Location
- 410 Dejarnette Ln Murfreesboro, Tennessee 37130 United States 35°53′10″N 86°22′17″W﻿ / ﻿35.886194°N 86.371253°W

Information
- Type: Private Christian
- Religious affiliation: Non-denominational Christian
- Established: 1997
- Head of School: Dr.

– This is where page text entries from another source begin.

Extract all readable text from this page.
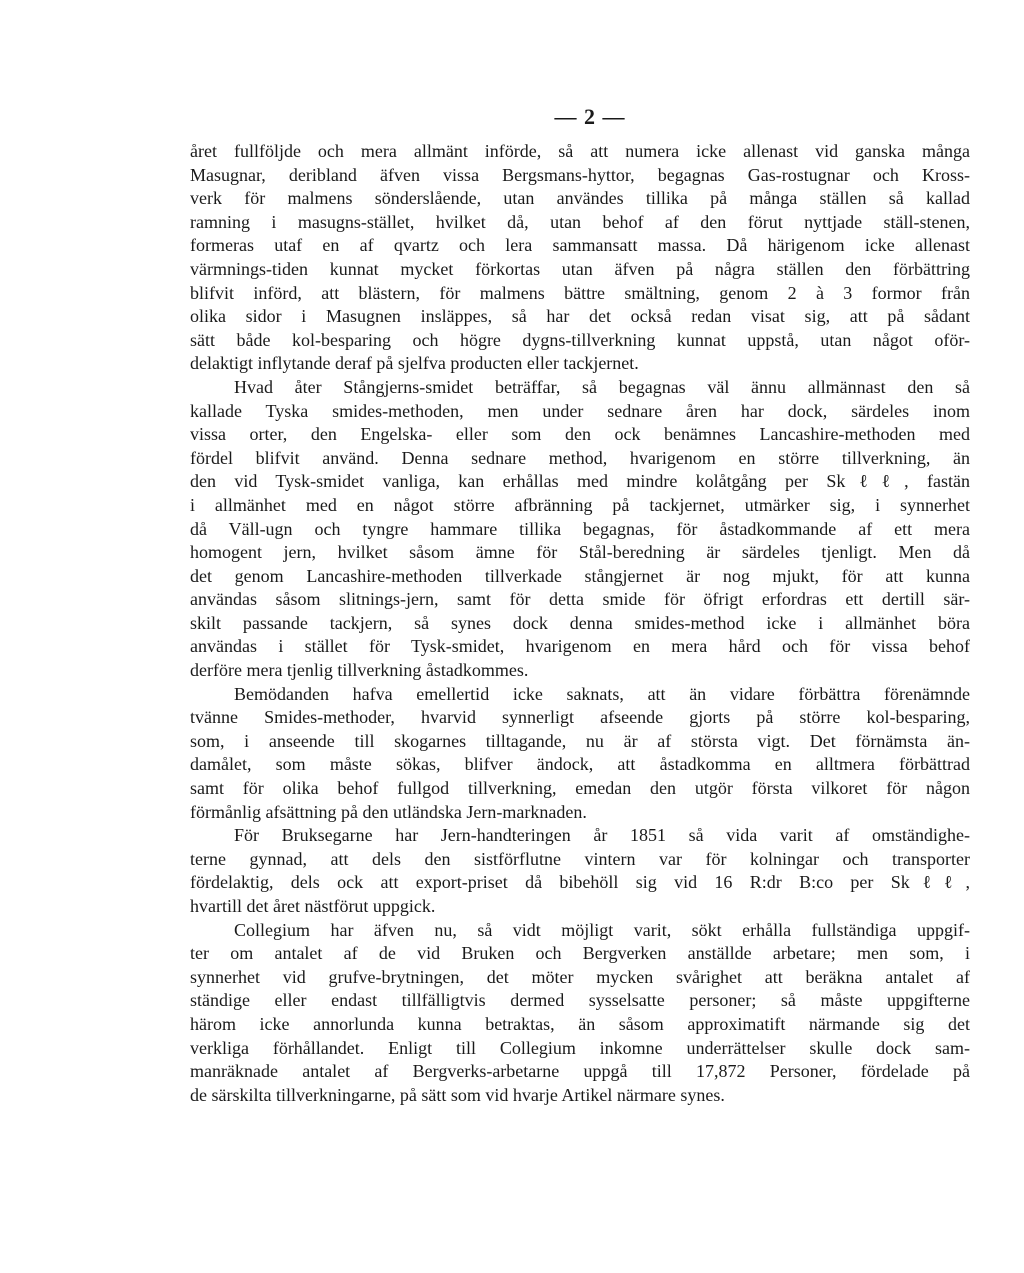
— 2 —
året fullföljde och mera allmänt införde, så att numera icke allenast vid ganska många
Masugnar, deribland äfven vissa Bergsmans-hyttor, begagnas Gas-rostugnar och Kross-
verk för malmens sönderslående, utan användes tillika på många ställen så kallad
ramning i masugns-stället, hvilket då, utan behof af den förut nyttjade ställ-stenen,
formeras utaf en af qvartz och lera sammansatt massa. Då härigenom icke allenast
värmnings-tiden kunnat mycket förkortas utan äfven på några ställen den förbättring
blifvit införd, att blästern, för malmens bättre smältning, genom 2 à 3 formor från
olika sidor i Masugnen insläppes, så har det också redan visat sig, att på sådant
sätt både kol-besparing och högre dygns-tillverkning kunnat uppstå, utan något oför-
delaktigt inflytande deraf på sjelfva producten eller tackjernet.
Hvad åter Stångjerns-smidet beträffar, så begagnas väl ännu allmännast den så
kallade Tyska smides-methoden, men under sednare åren har dock, särdeles inom
vissa orter, den Engelska- eller som den ock benämnes Lancashire-methoden med
fördel blifvit använd. Denna sednare method, hvarigenom en större tillverkning, än
den vid Tysk-smidet vanliga, kan erhållas med mindre kolåtgång per Skℓℓ, fastän
i allmänhet med en något större afbränning på tackjernet, utmärker sig, i synnerhet
då Väll-ugn och tyngre hammare tillika begagnas, för åstadkommande af ett mera
homogent jern, hvilket såsom ämne för Stål-beredning är särdeles tjenligt. Men då
det genom Lancashire-methoden tillverkade stångjernet är nog mjukt, för att kunna
användas såsom slitnings-jern, samt för detta smide för öfrigt erfordras ett dertill sär-
skilt passande tackjern, så synes dock denna smides-method icke i allmänhet böra
användas i stället för Tysk-smidet, hvarigenom en mera hård och för vissa behof
derföre mera tjenlig tillverkning åstadkommes.
Bemödanden hafva emellertid icke saknats, att än vidare förbättra förenämnde
tvänne Smides-methoder, hvarvid synnerligt afseende gjorts på större kol-besparing,
som, i anseende till skogarnes tilltagande, nu är af största vigt. Det förnämsta än-
damålet, som måste sökas, blifver ändock, att åstadkomma en alltmera förbättrad
samt för olika behof fullgod tillverkning, emedan den utgör första vilkoret för någon
förmånlig afsättning på den utländska Jern-marknaden.
För Bruksegarne har Jern-handteringen år 1851 så vida varit af omständighe-
terne gynnad, att dels den sistförflutne vintern var för kolningar och transporter
fördelaktig, dels ock att export-priset då bibehöll sig vid 16 R:dr B:co per Skℓℓ,
hvartill det året nästförut uppgick.
Collegium har äfven nu, så vidt möjligt varit, sökt erhålla fullständiga uppgif-
ter om antalet af de vid Bruken och Bergverken anställde arbetare; men som, i
synnerhet vid grufve-brytningen, det möter mycken svårighet att beräkna antalet af
ständige eller endast tillfälligtvis dermed sysselsatte personer; så måste uppgifterne
härom icke annorlunda kunna betraktas, än såsom approximatift närmande sig det
verkliga förhållandet. Enligt till Collegium inkomne underrättelser skulle dock sam-
manräknade antalet af Bergverks-arbetarne uppgå till 17,872 Personer, fördelade på
de särskilta tillverkningarne, på sätt som vid hvarje Artikel närmare synes.
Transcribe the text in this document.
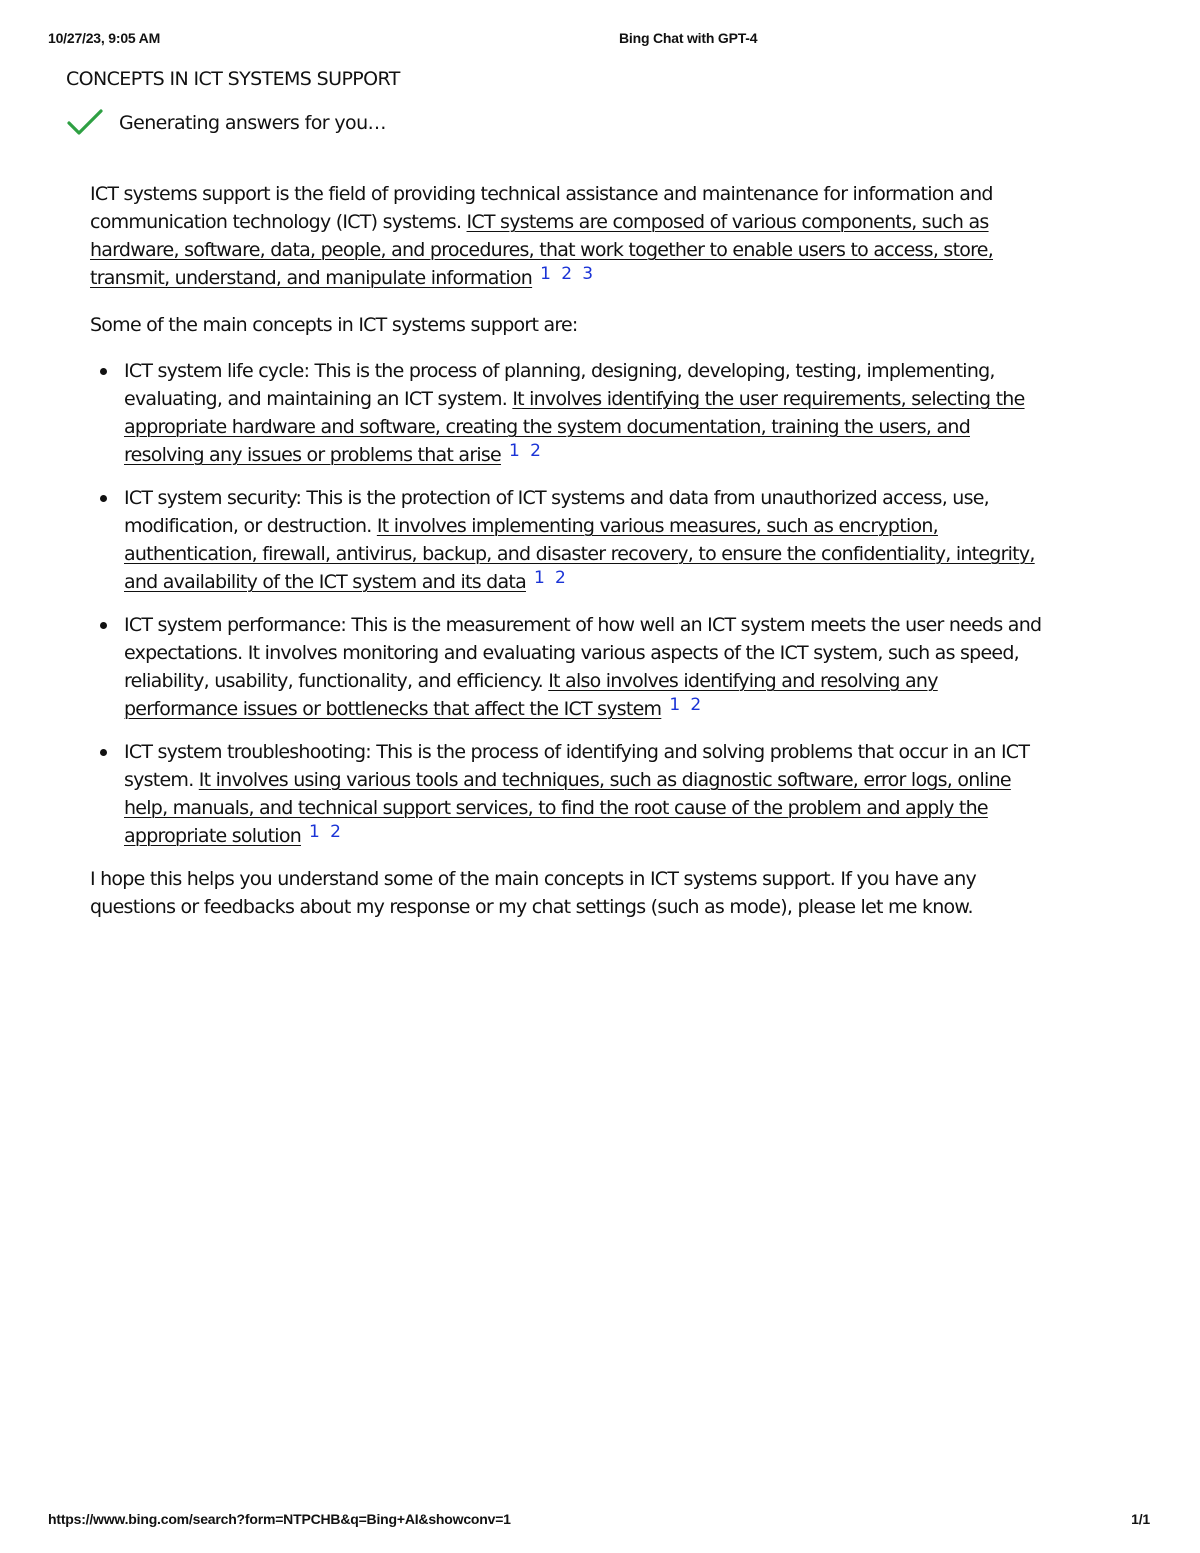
10/27/23, 9:05 AM	Bing Chat with GPT-4
CONCEPTS IN ICT SYSTEMS SUPPORT
Generating answers for you…

ICT systems support is the field of providing technical assistance and maintenance for information and communication technology (ICT) systems. ICT systems are composed of various components, such as hardware, software, data, people, and procedures, that work together to enable users to access, store, transmit, understand, and manipulate information 1 2 3

Some of the main concepts in ICT systems support are:

ICT system life cycle: This is the process of planning, designing, developing, testing, implementing, evaluating, and maintaining an ICT system. It involves identifying the user requirements, selecting the appropriate hardware and software, creating the system documentation, training the users, and resolving any issues or problems that arise 1 2
ICT system security: This is the protection of ICT systems and data from unauthorized access, use, modification, or destruction. It involves implementing various measures, such as encryption, authentication, firewall, antivirus, backup, and disaster recovery, to ensure the confidentiality, integrity, and availability of the ICT system and its data 1 2
ICT system performance: This is the measurement of how well an ICT system meets the user needs and expectations. It involves monitoring and evaluating various aspects of the ICT system, such as speed, reliability, usability, functionality, and efficiency. It also involves identifying and resolving any performance issues or bottlenecks that affect the ICT system 1 2
ICT system troubleshooting: This is the process of identifying and solving problems that occur in an ICT system. It involves using various tools and techniques, such as diagnostic software, error logs, online help, manuals, and technical support services, to find the root cause of the problem and apply the appropriate solution 1 2

I hope this helps you understand some of the main concepts in ICT systems support. If you have any questions or feedbacks about my response or my chat settings (such as mode), please let me know.

https://www.bing.com/search?form=NTPCHB&q=Bing+AI&showconv=1	1/1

Andrew Sheets
- Staff: Head of Rhetoric School- Robert Scherrei, Head of Logic School- Trina Shelton, Head of Lower School- Libra Lukasick
- Grades: Pre-K-12
- Gender: coeducational
- Enrollment: 793
- Average class size: 17
- Student to teacher ratio: 1:17
- Campus size: 37 acres (150,000 m^{2})
- Campus type: suburban
- Colours: Navy and Gold
- Slogan: "Esse Quam Videri"
- Athletics conference: TSSAA
- Mascot: Lion
- Website: Providence Christian Academy

= Providence Christian Academy (Murfreesboro, Tennessee) =

Providence Christian Academy (PCA) is an inter-denominational Pre-K – 12th grade independent classical school in Murfreesboro, Tennessee. Providence Christian Academy offers a classical education with a Christian worldview. The school opened in 1997. It is a member of Tennessee Association of Independent Schools and Southern Association of Independent Schools.